A Self-feedback Knowledge Elicitation Approach for Chemical Reaction Predictions
Pengfei Liu, Jun Tao, Zhixiang Ren
TL;DR
Chemical reaction predictions face vast, uncertain reaction spaces and limited exploitation of intrinsic reaction knowledge. The authors present a data-curated, self-feedback knowledge elicitation framework to uncover reaction-type knowledge and inject it into large language models via adaptive prompts, achieving notable gains in retrosynthesis (+14.2%) and reagent prediction (+74.2%), along with improved multi-task CRP capabilities. The approach combines RT annotation through self-feedback clustering, data curation from Mol-Instructions, and a dynamic prompt system with a template library to produce a prompt_enhanced input for LLM-CRP. This work demonstrates the untapped potential of LLMs for scientific knowledge elicitation and proposes a practical paradigm for integrating domain priors into scientific language modeling.
Abstract
The task of chemical reaction predictions (CRPs) plays a pivotal role in advancing drug discovery and material science. However, its effectiveness is constrained by the vast and uncertain chemical reaction space and challenges in capturing reaction selectivity, particularly due to existing methods' limitations in exploiting the data's inherent knowledge.
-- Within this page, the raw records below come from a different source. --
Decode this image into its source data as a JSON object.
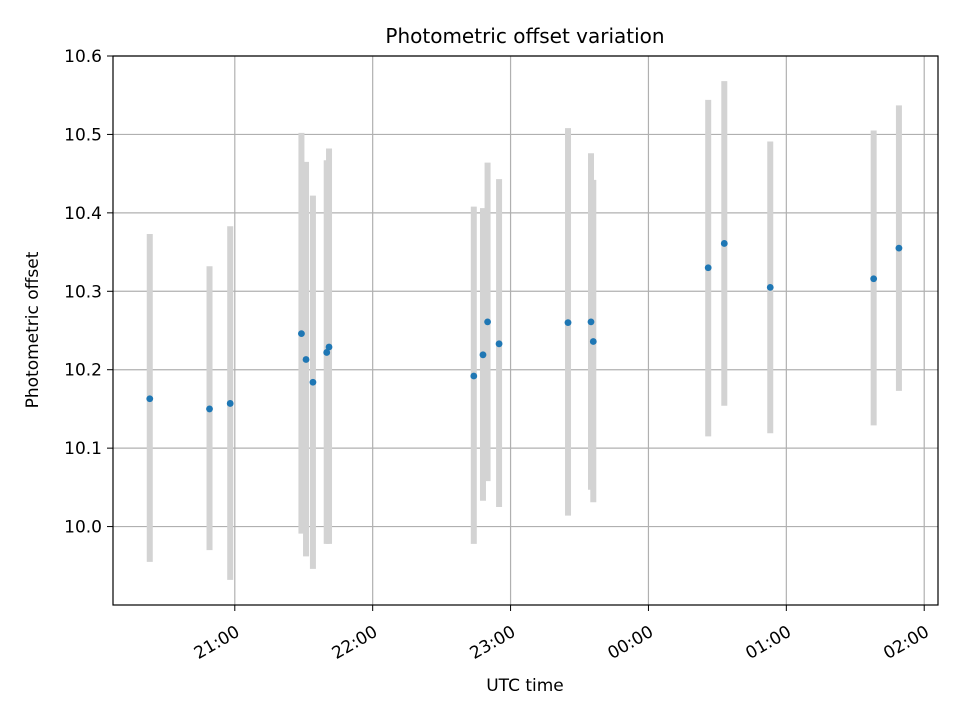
{
  "chart_data": {
    "type": "scatter",
    "title": "Photometric offset variation",
    "xlabel": "UTC time",
    "ylabel": "Photometric offset",
    "x_axis": "time",
    "xlim": [
      "20:07",
      "26:06"
    ],
    "ylim": [
      9.9,
      10.6
    ],
    "x_ticks": [
      {
        "value": "21:00",
        "label": "21:00"
      },
      {
        "value": "22:00",
        "label": "22:00"
      },
      {
        "value": "23:00",
        "label": "23:00"
      },
      {
        "value": "24:00",
        "label": "00:00"
      },
      {
        "value": "25:00",
        "label": "01:00"
      },
      {
        "value": "26:00",
        "label": "02:00"
      }
    ],
    "y_ticks": [
      "10.0",
      "10.1",
      "10.2",
      "10.3",
      "10.4",
      "10.5",
      "10.6"
    ],
    "grid": true,
    "colors": {
      "points": "#1f77b4",
      "error_bars": "#d3d3d3"
    },
    "series": [
      {
        "points": [
          {
            "x": "20:23",
            "y": 10.163,
            "low": 9.955,
            "high": 10.373
          },
          {
            "x": "20:49",
            "y": 10.15,
            "low": 9.97,
            "high": 10.332
          },
          {
            "x": "20:58",
            "y": 10.157,
            "low": 9.932,
            "high": 10.383
          },
          {
            "x": "21:29",
            "y": 10.246,
            "low": 9.991,
            "high": 10.502
          },
          {
            "x": "21:31",
            "y": 10.213,
            "low": 9.962,
            "high": 10.465
          },
          {
            "x": "21:34",
            "y": 10.184,
            "low": 9.946,
            "high": 10.422
          },
          {
            "x": "21:40",
            "y": 10.222,
            "low": 9.978,
            "high": 10.467
          },
          {
            "x": "21:41",
            "y": 10.229,
            "low": 9.978,
            "high": 10.482
          },
          {
            "x": "22:44",
            "y": 10.192,
            "low": 9.978,
            "high": 10.408
          },
          {
            "x": "22:48",
            "y": 10.219,
            "low": 10.033,
            "high": 10.406
          },
          {
            "x": "22:50",
            "y": 10.261,
            "low": 10.058,
            "high": 10.464
          },
          {
            "x": "22:55",
            "y": 10.233,
            "low": 10.025,
            "high": 10.443
          },
          {
            "x": "23:25",
            "y": 10.26,
            "low": 10.014,
            "high": 10.508
          },
          {
            "x": "23:35",
            "y": 10.261,
            "low": 10.047,
            "high": 10.476
          },
          {
            "x": "23:36",
            "y": 10.236,
            "low": 10.031,
            "high": 10.442
          },
          {
            "x": "24:26",
            "y": 10.33,
            "low": 10.115,
            "high": 10.544
          },
          {
            "x": "24:33",
            "y": 10.361,
            "low": 10.154,
            "high": 10.568
          },
          {
            "x": "24:53",
            "y": 10.305,
            "low": 10.119,
            "high": 10.491
          },
          {
            "x": "25:38",
            "y": 10.316,
            "low": 10.129,
            "high": 10.505
          },
          {
            "x": "25:49",
            "y": 10.355,
            "low": 10.173,
            "high": 10.537
          }
        ]
      }
    ]
  }
}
To address these challenges, we introduce a data-curated self-feedback knowledge elicitation approach. This method starts from iterative optimization of molecular representations and facilitates the extraction of knowledge on chemical reaction types (RTs). Then, we employ adaptive prompt learning to infuse the prior knowledge into the large language model (LLM). As a result, we achieve significant enhancements: a 14.2% increase in retrosynthesis prediction accuracy, a 74.2% rise in reagent prediction accuracy, and an expansion in the model's capability for handling multi-task chemical reactions. This research offers a novel paradigm for knowledge elicitation in scientific research and showcases the untapped potential of LLMs in CRPs.